Beleidsregels gunstbetoon Geneesmiddelenwet 2018
Beleidsregels gunstbetoon Geneesmiddelenwet 2018
Besluit 1296993-173358-GMT
- Versies van huidig besluit
Opschrift
De Minister voor Medische Zorg besluit de volgende beleidsregels vast te stellen met betrekking tot het begrip gunstbetoon als bedoeld in de Geneesmiddelenwet:
1. Inleiding
De beslissing tot het voorschrijven, ter hand stellen of gebruik van een geneesmiddel moet zijn gebaseerd op gezondheidsbelangen. De kwaliteit van zo’n beslissing dient niet op onwenselijke wijze te worden beïnvloed door verkoopbevorderende activiteiten. Deze gedachte heeft geleid tot regelgeving over geneesmiddelenreclame in Richtlijn 2001/83/EG van het Europees Parlement en de Raad van 6 november 2001 tot vaststelling van een communautair wetboek betreffende geneesmiddelen voor menselijk gebruik (PbEU 2001, L311) en in de artikelen 82 tot en met 96 van de Geneesmiddelenwet. De richtlijn en de Geneesmiddelenwet gaan onder meer over het begrip gunstbetoon.
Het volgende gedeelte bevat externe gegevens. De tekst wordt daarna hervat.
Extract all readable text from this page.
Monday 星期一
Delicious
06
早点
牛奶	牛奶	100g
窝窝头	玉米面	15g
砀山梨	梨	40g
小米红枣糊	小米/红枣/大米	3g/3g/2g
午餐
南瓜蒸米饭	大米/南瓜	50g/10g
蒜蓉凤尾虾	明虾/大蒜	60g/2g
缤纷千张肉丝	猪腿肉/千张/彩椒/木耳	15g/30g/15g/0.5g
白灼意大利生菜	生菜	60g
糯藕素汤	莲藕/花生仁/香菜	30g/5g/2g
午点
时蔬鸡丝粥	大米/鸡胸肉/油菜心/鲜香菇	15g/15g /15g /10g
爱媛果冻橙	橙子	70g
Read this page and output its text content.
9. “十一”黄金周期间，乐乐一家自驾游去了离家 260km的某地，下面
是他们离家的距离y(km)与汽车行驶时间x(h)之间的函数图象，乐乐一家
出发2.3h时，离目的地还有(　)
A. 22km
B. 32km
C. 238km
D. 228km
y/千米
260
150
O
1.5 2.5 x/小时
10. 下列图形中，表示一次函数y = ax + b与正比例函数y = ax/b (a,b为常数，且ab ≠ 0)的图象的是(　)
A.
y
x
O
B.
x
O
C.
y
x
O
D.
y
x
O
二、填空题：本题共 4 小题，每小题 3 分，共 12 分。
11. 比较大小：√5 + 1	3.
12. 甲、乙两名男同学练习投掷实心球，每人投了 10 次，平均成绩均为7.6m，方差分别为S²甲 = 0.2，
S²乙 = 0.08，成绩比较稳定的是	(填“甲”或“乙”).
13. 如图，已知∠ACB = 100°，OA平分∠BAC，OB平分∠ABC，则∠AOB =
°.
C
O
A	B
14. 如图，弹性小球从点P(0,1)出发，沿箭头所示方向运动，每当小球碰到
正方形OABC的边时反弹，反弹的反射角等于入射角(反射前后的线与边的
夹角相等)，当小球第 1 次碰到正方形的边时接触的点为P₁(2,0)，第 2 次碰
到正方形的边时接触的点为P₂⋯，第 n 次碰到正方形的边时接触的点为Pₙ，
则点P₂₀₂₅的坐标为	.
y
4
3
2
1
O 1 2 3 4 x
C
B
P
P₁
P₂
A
In de onderhavige beleidsregels gunstbetoon worden de inhoud en reikwijdte van het begrip gunstbetoon meer concreet gemaakt.
Deze beleidsregels zullen door de Inspectie voor de Gezondheidszorg en Jeugd worden gehanteerd bij het toezicht op de naleving van de reclamebepalingen van de Geneesmiddelenwet.
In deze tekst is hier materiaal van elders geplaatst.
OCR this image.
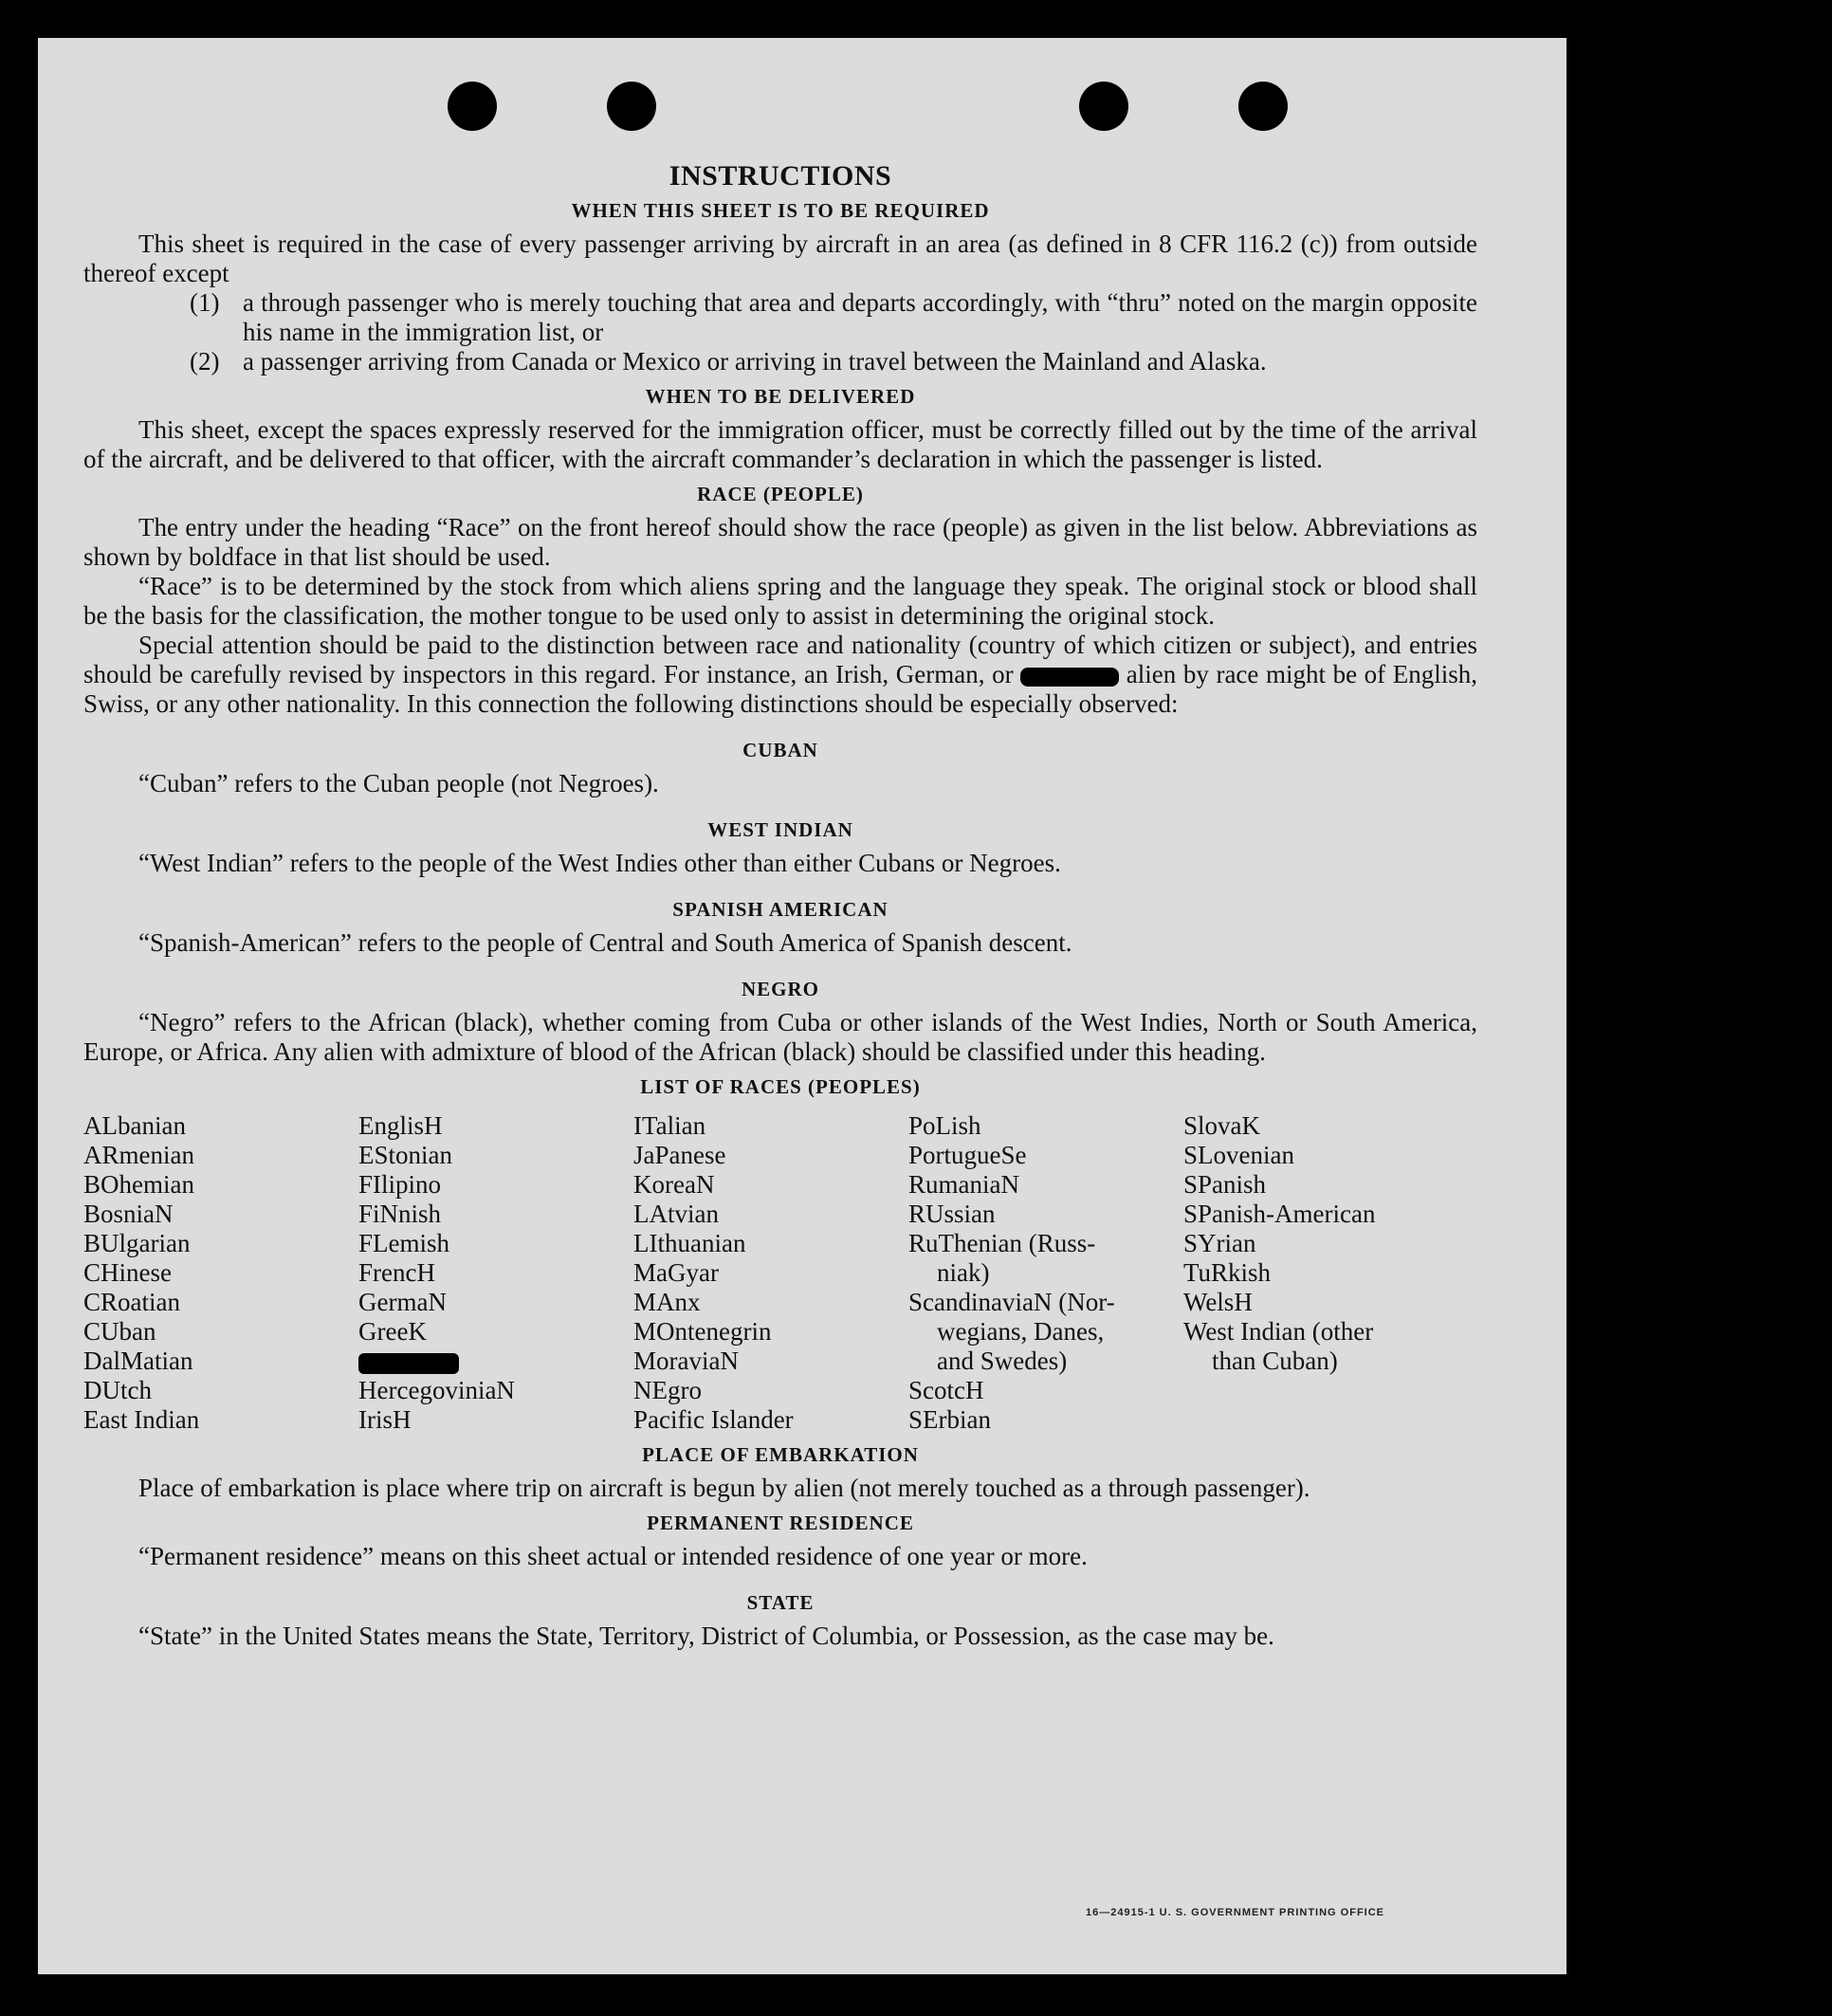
INSTRUCTIONS
WHEN THIS SHEET IS TO BE REQUIRED

This sheet is required in the case of every passenger arriving by aircraft in an area (as defined in 8 CFR 116.2 (c)) from outside thereof except

(1) a through passenger who is merely touching that area and departs accordingly, with “thru” noted on the margin opposite his name in the immigration list, or
(2) a passenger arriving from Canada or Mexico or arriving in travel between the Mainland and Alaska.
WHEN TO BE DELIVERED

This sheet, except the spaces expressly reserved for the immigration officer, must be correctly filled out by the time of the arrival of the aircraft, and be delivered to that officer, with the aircraft commander’s declaration in which the passenger is listed.

RACE (PEOPLE)

The entry under the heading “Race” on the front hereof should show the race (people) as given in the list below. Abbreviations as shown by boldface in that list should be used.

“Race” is to be determined by the stock from which aliens spring and the language they speak. The original stock or blood shall be the basis for the classification, the mother tongue to be used only to assist in determining the original stock.

Special attention should be paid to the distinction between race and nationality (country of which citizen or subject), and entries should be carefully revised by inspectors in this regard. For instance, an Irish, German, or	alien by race might be of English, Swiss, or any other nationality. In this connection the following distinctions should be especially observed:

CUBAN

“Cuban” refers to the Cuban people (not Negroes).

WEST INDIAN

“West Indian” refers to the people of the West Indies other than either Cubans or Negroes.

SPANISH AMERICAN

“Spanish-American” refers to the people of Central and South America of Spanish descent.

NEGRO

“Negro” refers to the African (black), whether coming from Cuba or other islands of the West Indies, North or South America, Europe, or Africa. Any alien with admixture of blood of the African (black) should be classified under this heading.

LIST OF RACES (PEOPLES)
ALbanian
ARmenian
BOhemian
BosniaN
BUlgarian
CHinese
CRoatian
CUban
DalMatian
DUtch
East Indian
EnglisH
EStonian
FIlipino
FiNnish
FLemish
FrencH
GermaN
GreeK
HercegoviniaN
IrisH
ITalian
JaPanese
KoreaN
LAtvian
LIthuanian
MaGyar
MAnx
MOntenegrin
MoraviaN
NEgro
Pacific Islander
PoLish
PortugueSe
RumaniaN
RUssian
RuThenian (Russ-
niak)
ScandinaviaN (Nor-
wegians, Danes,
and Swedes)
ScotcH
SErbian
SlovaK
SLovenian
SPanish
SPanish-American
SYrian
TuRkish
WelsH
West Indian (other
than Cuban)
PLACE OF EMBARKATION

Place of embarkation is place where trip on aircraft is begun by alien (not merely touched as a through passenger).

PERMANENT RESIDENCE

“Permanent residence” means on this sheet actual or intended residence of one year or more.

STATE

“State” in the United States means the State, Territory, District of Columbia, or Possession, as the case may be.

16—24915-1 U. S. GOVERNMENT PRINTING OFFICE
Onder gunstbetoon wordt verstaan het in het vooruitzicht stellen, aanbieden of toekennen van geld of op geld waardeerbare diensten of goederen met het kennelijke doel het voorschrijven, ter hand stellen of gebruiken van een geneesmiddel te bevorderen (zie artikel 1, eerste lid, onder zz, van de Geneesmiddelenwet). De regels voor gunstbetoon zijn wederkerig en zijn ook van toepassing op het doen van een aanbod om verboden gunstbetoon dan wel het aanvaarden daarvan na een dergelijk aanbod (artikel 1, tweede lid, jo. artikel 94 van de Geneesmiddelenwet).
2. Begrippen beroepsbeoefenaar en ondernemer
Belangrijke begrippen in deze beleidsregels zijn de beroepsbeoefenaren en de ondernemers. Gunstbetoon reikt echter verder dan alleen de banden tussen beroepsbeoefenaren en ondernemers, zoals hieronder in de paragraaf ‘Gunstbetoon’ wordt omschreven.
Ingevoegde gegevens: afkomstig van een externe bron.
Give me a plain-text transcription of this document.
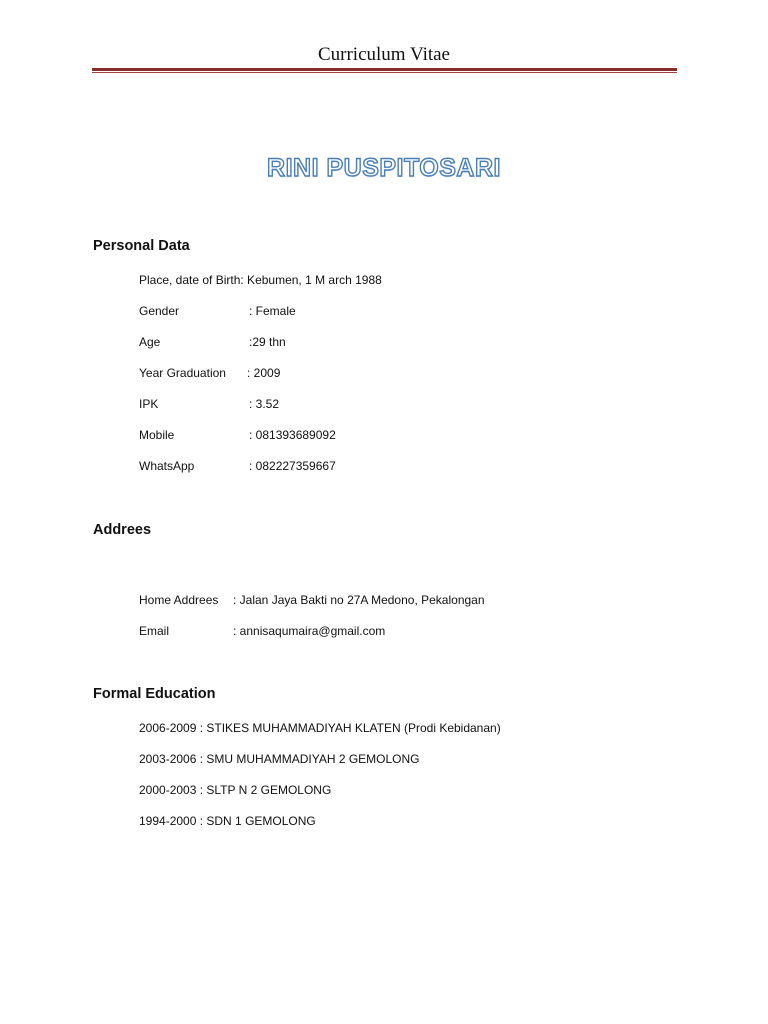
Curriculum Vitae
RINI PUSPITOSARI
Personal Data
Place, date of Birth: Kebumen, 1 M arch 1988
Gender	: Female
Age	:29 thn
Year Graduation : 2009
IPK	: 3.52
Mobile	: 081393689092
WhatsApp	: 082227359667
Addrees
Home Addrees : Jalan Jaya Bakti no 27A Medono, Pekalongan
Email	: annisaqumaira@gmail.com
Formal Education
2006-2009 : STIKES MUHAMMADIYAH KLATEN (Prodi Kebidanan)
2003-2006 : SMU MUHAMMADIYAH 2 GEMOLONG
2000-2003 : SLTP N 2 GEMOLONG
1994-2000 : SDN 1 GEMOLONG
Een ieder die de bevoegdheid heeft om receptgeneesmiddelen voor te schrijven of ter hand te stellen wordt gezien als beroepsbeoefenaar.
Onder beroepsbeoefenaren worden mede begrepen die beroepsgroepen die tijdelijk de bevoegdheid hebben om receptgeneesmiddelen voor te schrijven.
Alle andere (beroeps-)groepen vallen buiten het begrip ‘beroepsbeoefenaar’.
In de Geneesmiddelenwet wordt bepaald dat verpleegkundigen die in opdracht van een beroepsbeoefenaar geneesmiddelen verstrekken of toedienen aan patiënten in aanmerking komen voor gastvrijheid bij bijeenkomsten.
Deze groep verpleegkundigen mag echter geen andere vormen van gunstbetoon dan gastvrijheid ontvangen, omdat zij niet onder de categorie beroepsbeoefenaren vallen.
Het begrip ‘ondernemer’ zoals dat in deze beleidsregels wordt gebruikt, is beschreven in artikel 82, eerste lid, onder b, van de Geneesmiddelenwet.
Een ondernemer is de houder van een handelsvergunning of van een vergunning als bedoeld in artikel 18, eerste lid, tweede volzin, van de Geneesmiddelenwet.